Got Thin Soil? Go Native!

Juan Soulas

Nestled in the Texas Hill Country, San Antonio’s booming northwest side presents a prime location with difficult a landscaping challenge: thin soil. In this situation, the single most important decision to be made as far as plant selection is the degree of native vs. non-native landscape.

After all, the reason those beautiful limestone ledges are visible in the first place is that the soil eroded long ago. Although builders are required to add 6 inches of topsoil during construction, much of it washes away after a few seasons.

Going native is the most logical choice as it retains the beauty and character of the landscape that attracts so many to live there in the first place. A Texas Hill Country plant palette has adapted to its natural surroundings – in this case limestone outcroppings with alkaline, shallow soils. Native plants require the least amount of water and maintenance.

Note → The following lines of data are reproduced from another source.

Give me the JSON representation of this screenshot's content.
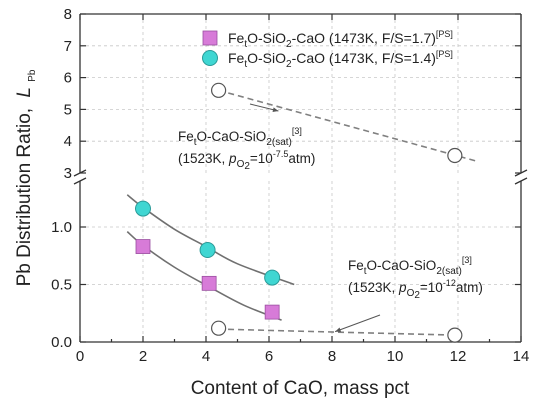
{
  "chart_data": {
    "type": "scatter",
    "xlabel": "Content of CaO, mass pct",
    "ylabel": "Pb Distribution Ratio,",
    "ylabel_symbol": "L",
    "ylabel_sub": "Pb",
    "xlim": [
      0,
      14
    ],
    "x_ticks": [
      "0",
      "2",
      "4",
      "6",
      "8",
      "10",
      "12",
      "14"
    ],
    "y_axis_break": true,
    "upper_panel": {
      "ylim": [
        3,
        8
      ],
      "y_ticks": [
        "3",
        "4",
        "5",
        "6",
        "7",
        "8"
      ]
    },
    "lower_panel": {
      "ylim": [
        0,
        1.4
      ],
      "y_ticks": [
        "0.0",
        "0.5",
        "1.0"
      ]
    },
    "grid": "dashed",
    "legend_position": "top-right",
    "series": [
      {
        "name_main": "Fe",
        "name_sub": "t",
        "name_mid": "O-SiO",
        "name_sub2": "2",
        "name_tail": "-CaO (1473K, F/S=1.7)",
        "name_ref": "[PS]",
        "marker": "square",
        "color": "#d77bd8",
        "panel": "lower",
        "points": [
          {
            "x": 2.0,
            "y": 0.83
          },
          {
            "x": 4.1,
            "y": 0.51
          },
          {
            "x": 6.1,
            "y": 0.26
          }
        ],
        "trend": [
          {
            "x": 1.5,
            "y": 0.96
          },
          {
            "x": 2.0,
            "y": 0.84
          },
          {
            "x": 3.0,
            "y": 0.65
          },
          {
            "x": 4.1,
            "y": 0.48
          },
          {
            "x": 5.2,
            "y": 0.32
          },
          {
            "x": 6.4,
            "y": 0.19
          }
        ]
      },
      {
        "name_main": "Fe",
        "name_sub": "t",
        "name_mid": "O-SiO",
        "name_sub2": "2",
        "name_tail": "-CaO (1473K, F/S=1.4)",
        "name_ref": "[PS]",
        "marker": "circle",
        "color": "#3fd6d2",
        "panel": "lower",
        "points": [
          {
            "x": 2.0,
            "y": 1.16
          },
          {
            "x": 4.05,
            "y": 0.8
          },
          {
            "x": 6.1,
            "y": 0.56
          }
        ],
        "trend": [
          {
            "x": 1.5,
            "y": 1.28
          },
          {
            "x": 2.0,
            "y": 1.17
          },
          {
            "x": 3.0,
            "y": 0.98
          },
          {
            "x": 4.0,
            "y": 0.83
          },
          {
            "x": 5.0,
            "y": 0.68
          },
          {
            "x": 6.8,
            "y": 0.5
          }
        ]
      },
      {
        "marker": "open-circle",
        "panel": "upper",
        "points": [
          {
            "x": 4.4,
            "y": 5.6
          },
          {
            "x": 11.9,
            "y": 3.55
          }
        ],
        "trend_dashed": [
          {
            "x": 4.4,
            "y": 5.6
          },
          {
            "x": 12.6,
            "y": 3.37
          }
        ]
      },
      {
        "marker": "open-circle",
        "panel": "lower",
        "points": [
          {
            "x": 4.4,
            "y": 0.12
          },
          {
            "x": 11.9,
            "y": 0.06
          }
        ],
        "trend_dashed": [
          {
            "x": 4.7,
            "y": 0.11
          },
          {
            "x": 11.9,
            "y": 0.06
          }
        ]
      }
    ],
    "annotations": [
      {
        "panel": "upper",
        "line1_main": "Fe",
        "line1_sub": "t",
        "line1_tail": "O-CaO-SiO",
        "line1_sub2": "2(sat)",
        "line1_ref": "[3]",
        "line2_head": "(1523K, ",
        "line2_p": "p",
        "line2_psub": "O",
        "line2_psub2": "2",
        "line2_eq": "=10",
        "line2_exp": "-7.5",
        "line2_tail": "atm)",
        "arrow_to": {
          "x": 6.3,
          "y": 4.95
        }
      },
      {
        "panel": "lower",
        "line1_main": "Fe",
        "line1_sub": "t",
        "line1_tail": "O-CaO-SiO",
        "line1_sub2": "2(sat)",
        "line1_ref": "[3]",
        "line2_head": "(1523K, ",
        "line2_p": "p",
        "line2_psub": "O",
        "line2_psub2": "2",
        "line2_eq": "=10",
        "line2_exp": "-12",
        "line2_tail": "atm)",
        "arrow_to": {
          "x": 8.1,
          "y": 0.09
        }
      }
    ]
  }
}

If you opt for a non-native landscape, the single element that will have the greatest impact on water use and maintenance is the amount of lawn you have. Turf – or any non-native vegetation – requires a substantial amount of soil to ensure proper plant growth. The ideal soil depth is at least 6 inches. This helps retain moisture longer and encourages deeper root growth. Anything less will require more frequent watering.

No matter where your home is located always consider the consequences of the landscape choices you make. Ask yourself one simple question: Are you working with the natural surroundings or against it?